Now, back to the NRA. “Can you see that empty bottle of wine under the the park bench, just line away from the restroom path. See that bench near the park bench? Yeah, it’s in a brown sack. About 30 minutes after we leave, wander down there and fetch it.”
The switch was textbook – an empty bottle the same as a totally-wrapped substitute so my man can scram with his catch in less than a minute. My point is this: Can you imagine one “self-important” doctor pulling such a change? Lacking the svelte or the courage to attack the gangs and druggies who fire our bullets, I’m telling you “the soft hands” would have to self-medicate.
Finally whoever it was who tweeted for the nation’s doctors to stay in “their own lane,” is that to imply the Nation Rifle Association wants to take full credit for what has occurred in Chicago? I don’t suspect that is true, based on the following preliminary figures:
CURRENT COSTS ESTIMATES INVOLVED WITH CHICAGO SHOOTING VICTIMS
Costs assume the following:
$55,000: Average gunshot victim ER and hospital expenses.

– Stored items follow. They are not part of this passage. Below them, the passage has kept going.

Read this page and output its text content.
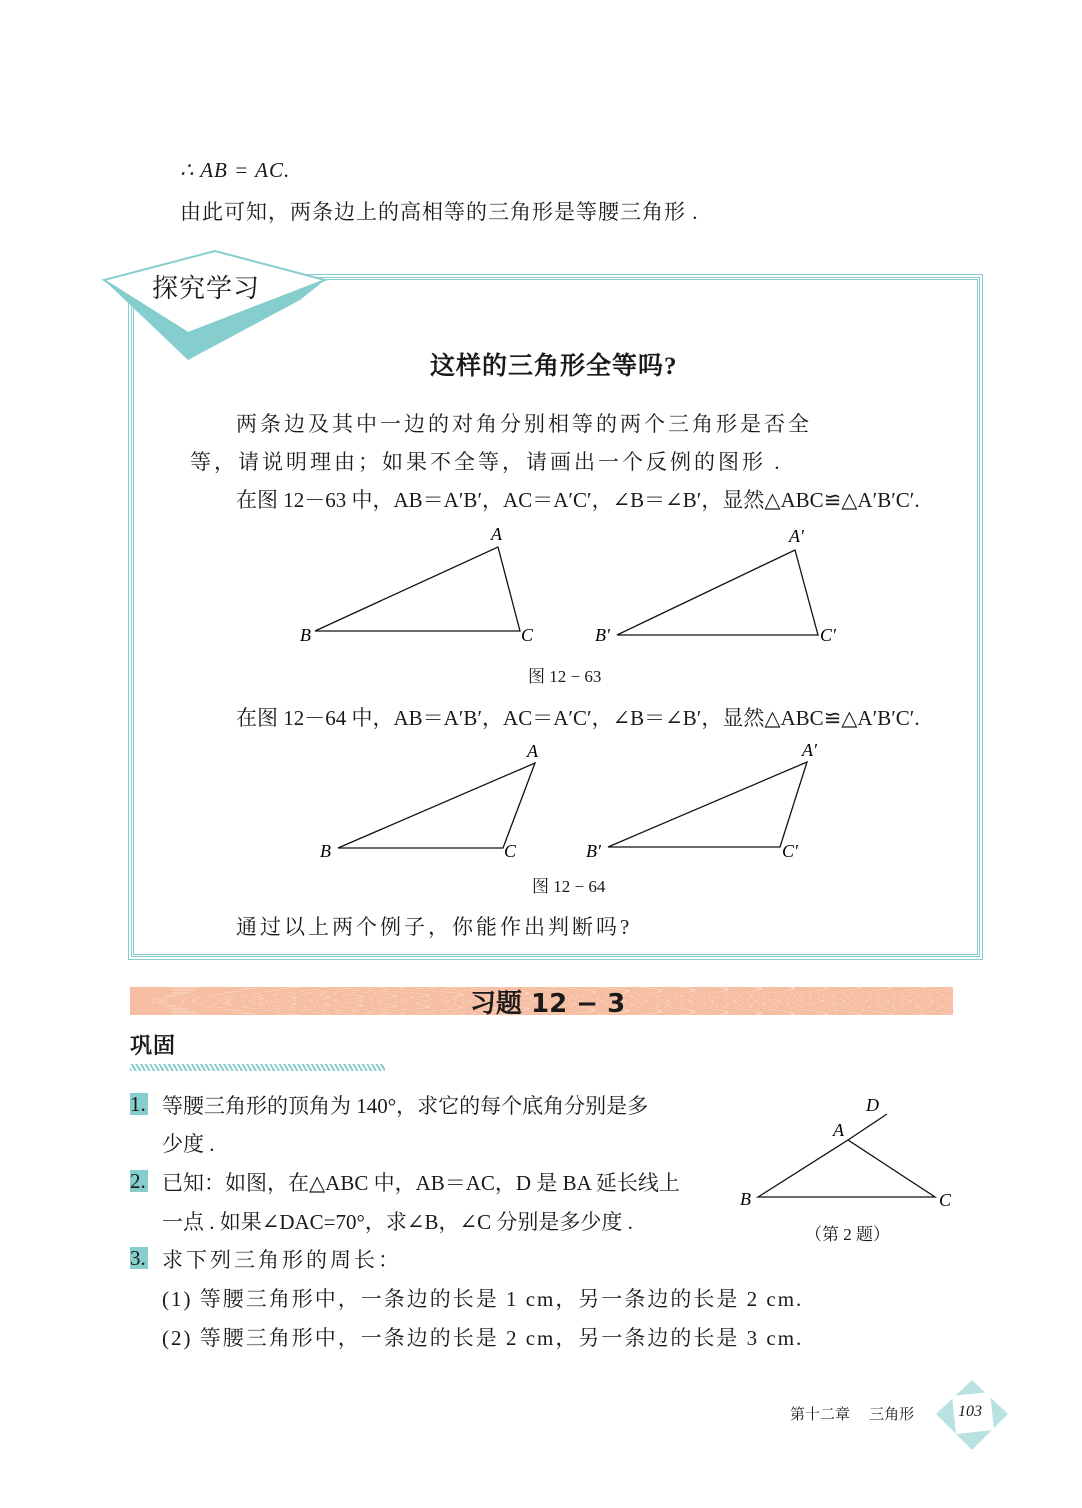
∴ AB = AC.
由此可知，两条边上的高相等的三角形是等腰三角形 .
A
B	C
A′
B′	C′
A
B	C
A′
B′	C′
D
A
B	C
探究学习
这样的三角形全等吗?
两条边及其中一边的对角分别相等的两个三角形是否全
等，请说明理由；如果不全等，请画出一个反例的图形 .
在图 12－63 中，AB＝A′B′，AC＝A′C′，∠B＝∠B′，显然△ABC≌△A′B′C′.
图 12 − 63
在图 12－64 中，AB＝A′B′，AC＝A′C′，∠B＝∠B′，显然△ABC≌△A′B′C′.
图 12 − 64
通过以上两个例子，你能作出判断吗?
习题 12 − 3
巩固
1. 等腰三角形的顶角为 140°，求它的每个底角分别是多
少度 .
2. 已知：如图，在△ABC 中，AB＝AC，D 是 BA 延长线上
一点 . 如果∠DAC=70°，求∠B，∠C 分别是多少度 .
（第 2 题）
3. 求下列三角形的周长：
(1) 等腰三角形中，一条边的长是 1 cm，另一条边的长是 2 cm.
(2) 等腰三角形中，一条边的长是 2 cm，另一条边的长是 3 cm.
第十二章    三角形	103
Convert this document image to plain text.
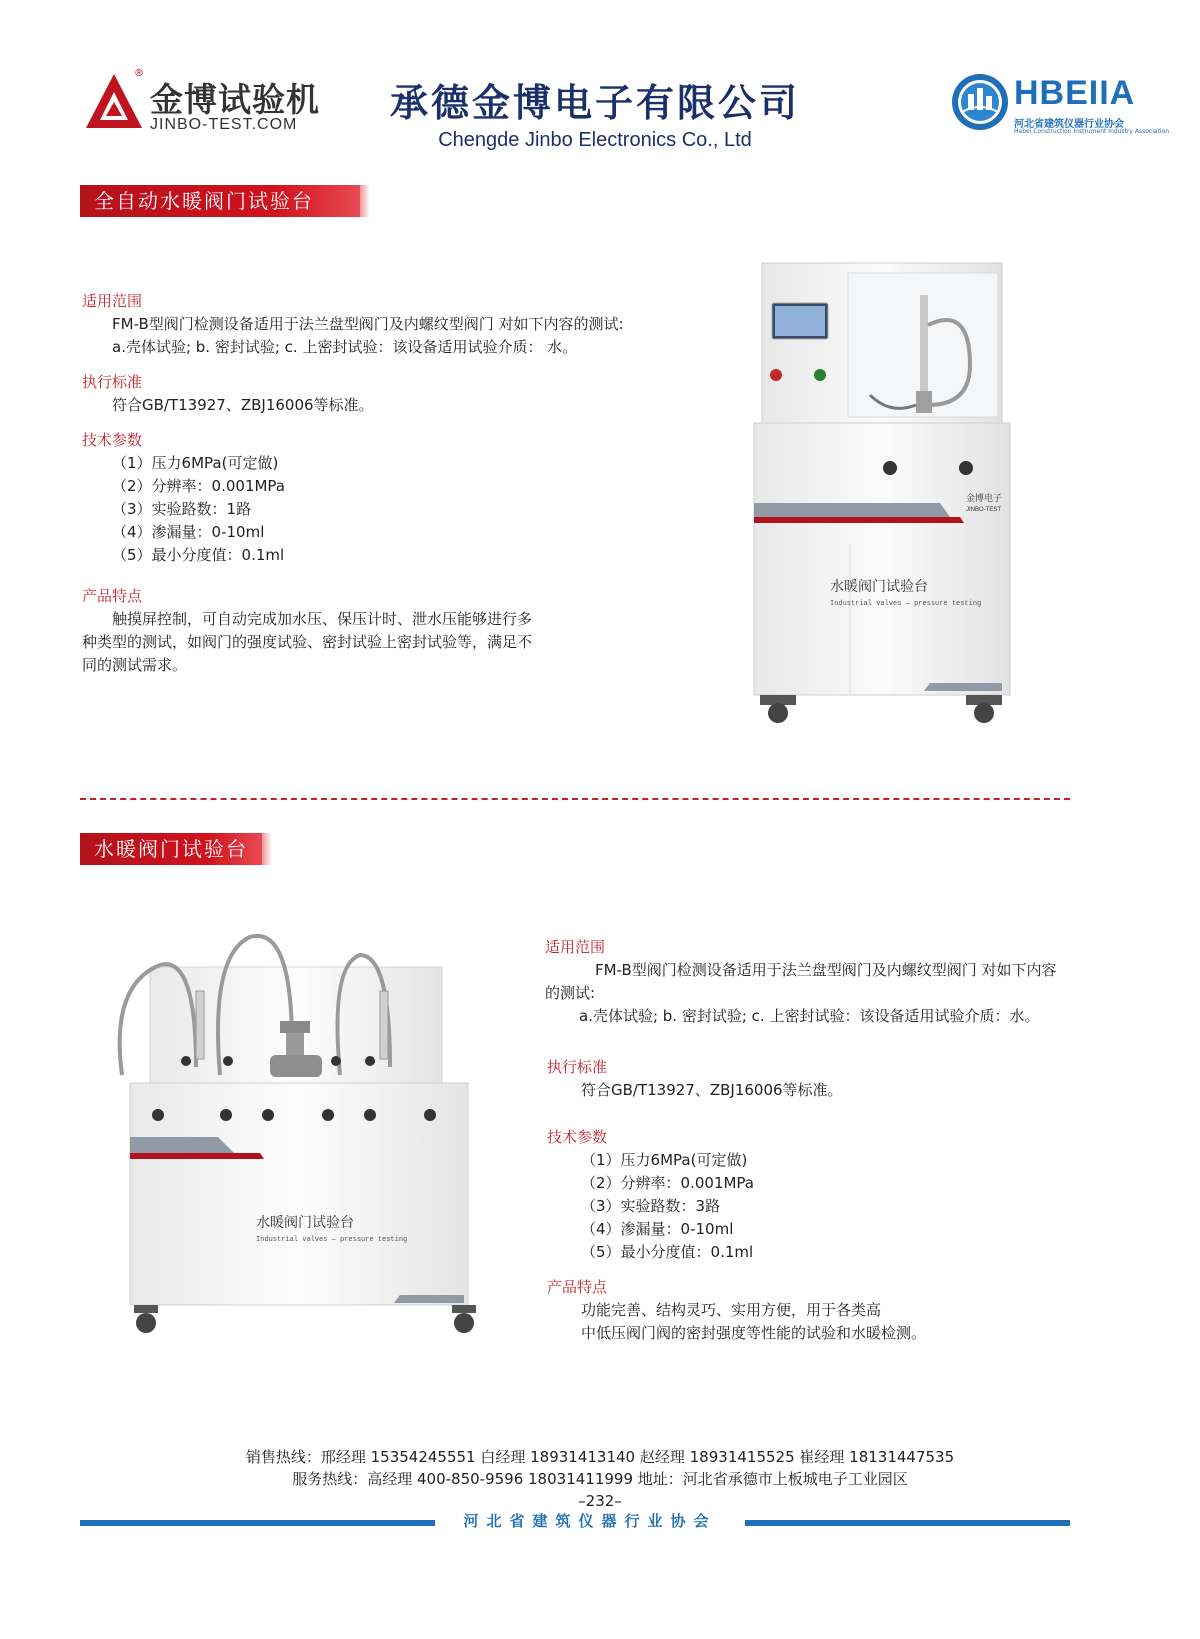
®
金博试验机
JINBO-TEST.COM	承德金博电子有限公司
Chengde Jinbo Electronics Co., Ltd
HBEIIA
河北省建筑仪器行业协会
Hebei Construction Instrument Industry Association
全自动水暖阀门试验台
适用范围

FM-B型阀门检测设备适用于法兰盘型阀门及内螺纹型阀门 对如下内容的测试:

a.壳体试验; b. 密封试验; c. 上密封试验：该设备适用试验介质： 水。

执行标准

符合GB/T13927、ZBJ16006等标准。

技术参数

（1）压力6MPa(可定做)

（2）分辨率：0.001MPa

（3）实验路数：1路

（4）渗漏量：0-10ml

（5）最小分度值：0.1ml

产品特点

触摸屏控制，可自动完成加水压、保压计时、泄水压能够进行多

种类型的测试，如阀门的强度试验、密封试验上密封试验等，满足不

同的测试需求。

金博电子
JINBO-TEST
水暖阀门试验台
Industrial valves — pressure testing
水暖阀门试验台
水暖阀门试验台
Industrial valves — pressure testing
适用范围

FM-B型阀门检测设备适用于法兰盘型阀门及内螺纹型阀门 对如下内容

的测试:

a.壳体试验; b. 密封试验; c. 上密封试验：该设备适用试验介质：水。

执行标准

符合GB/T13927、ZBJ16006等标准。

技术参数

（1）压力6MPa(可定做)

（2）分辨率：0.001MPa

（3）实验路数：3路

（4）渗漏量：0-10ml

（5）最小分度值：0.1ml

产品特点

功能完善、结构灵巧、实用方便，用于各类高

中低压阀门阀的密封强度等性能的试验和水暖检测。

销售热线：邢经理 15354245551 白经理 18931413140 赵经理 18931415525 崔经理 18131447535

服务热线：高经理 400-850-9596 18031411999 地址：河北省承德市上板城电子工业园区

–232–

河北省建筑仪器行业协会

$1,000: Average CFD ambulance ride, only applicable to 80 percent of victims, the rest are self-transport.
$800: Homicide-related autopsies.
Doesn’t include hospice care or ongoing rehabilitation.
Cost estimates provided by Chicago: Killings have now cost $2.5 billion
The cost for treating a gunshot wound: $21,000 for the first 35 minutes.
* * *
So I’m just saying, if the NRA wants a lane by itself, kindly inform the city of Chicago how big a chunk of the shooting you want.